The comment that stuck out was from a European Parliament member and former Belgian Prime Minister, Guy Verhoffstadt. He observed:
‘This is how democracies die’
As I sat and cogitated on the observation, I couldn’t help but wonder about the health of the European project. In the last decade, it has suffered:
- Scorched earth, haircut avoiding, market hypocrisy taking Greece back generations.
- Brexit of 2016.
- The energy-based competitive position of the continent’s largest economy blown to smithereens in Germany in the 2020s.
- The Spanish housing market implosion of 2009.
- The Irish housing market implosion of 2010.
- The Gilets Jaunes protests in France of 2018 and beyond.
- The current Swedish Immigration crisis.
- Repeated refugee crises affecting Italy.
And all of that is before getting to the European response to Russia’s invasion of Ukraine. This has seen millions of Ukrainians arrive in Europe as legitimate refugees. Commitments of huge sums of money to the financial support of Ukraine. And the banning of Ukrainian grain exports in Europe.
For the European economy, that has meant the imposition of sanctions on Russian energy, meaning the loss of its key source of cheap energy.
But the real issues blighting life in Europe are not that dissimilar to those affecting North America or Australia. At their very core, they revolve around:
- heavily indebted populations,
- experiencing economic precariousness an d the risk of increased unemployment,
- housing costs have skyrocketed,
- food and energy costs have mounted,
- while competition for employment has been affected by large scale immigration, suppressing income growth
- government responses to service provision have become more parsimonious and, at the same time, are now more crowded.
Life itself, in Europe and beyond, has become much tougher. And it is the generational responses to these issues that are the malaise affecting democracies, and particularly those of the developed world.
One of the things the Carlson trip to become Putin’s press secretary has underlined is just how pawned the mainstream media has become across much of the developed world.

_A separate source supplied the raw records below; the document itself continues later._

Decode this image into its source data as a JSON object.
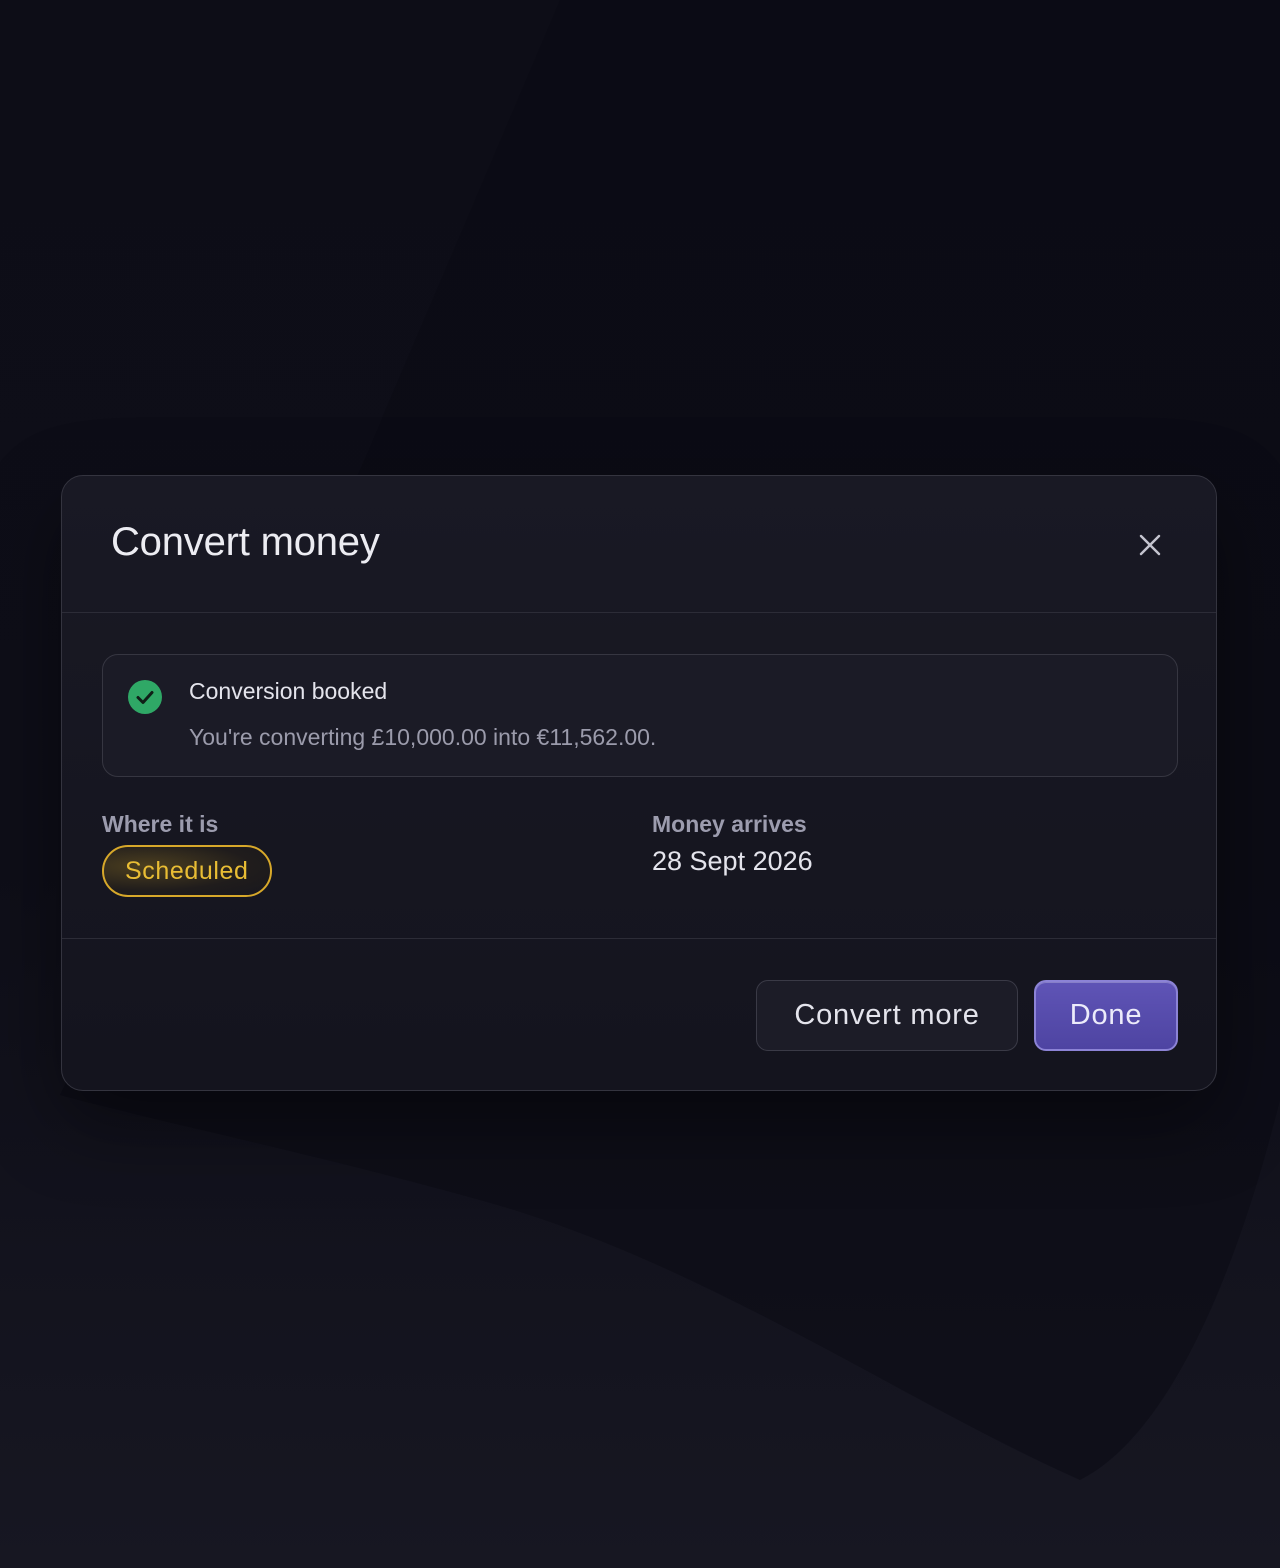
{
  "modal": {
    "title": "Convert money",
    "close_icon": "close-icon"
  },
  "alert": {
    "icon": "check-circle-icon",
    "icon_color": "#2fa866",
    "title": "Conversion booked",
    "message": "You're converting £10,000.00 into €11,562.00."
  },
  "details": {
    "status_label": "Where it is",
    "status_value": "Scheduled",
    "status_color": "#e9bd34",
    "arrival_label": "Money arrives",
    "arrival_value": "28 Sept 2026"
  },
  "footer": {
    "secondary_label": "Convert more",
    "primary_label": "Done",
    "primary_color": "#5b51b0"
  }
}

It has become reminiscent of the Soviet Press that Putin would have grown up with.
The revenues hoovered up by social media and Google, Facebook, or Twitter (or the rest) were the revenues that once sustained smaller, more critical, more specialised media outlets worldwide.
Larger mainstream media has become less focused on news and more infotainment and selling preconceived notions to their subscribers in an attempt to build or retain credibility with the social media giants – hence the endless reviews of restaurants, gyms, movies, or travel destinations, as well as the enduring detailed nuance of popular sport.
That detail goes missing in the coverage of policy and politics, where the same mainstream media are bound by advertising revenues to be very careful with coverage of economic interests.
The narratives about the core issues that form living standards are censored to the point of uselessness.
If our own democratically elected politicians keep upholding a ‘no go’ zone for our intellects, backed by our bureaucrats, corporate leaders, university chiefs and media purveyors, then why wouldn’t we have at least a mild interest in someone lifting the lid on a ‘no go’ zone of peripheral interest to most of us?
Democracies die when they boil down to a vote between crazed or senile octogenarians or over policy differences, which won’t change the lived experience for the many while enriching the unquestionable few.
Political systems, bureaucracies and media unable to give expression and context to lived experience and better futures are where democracies die.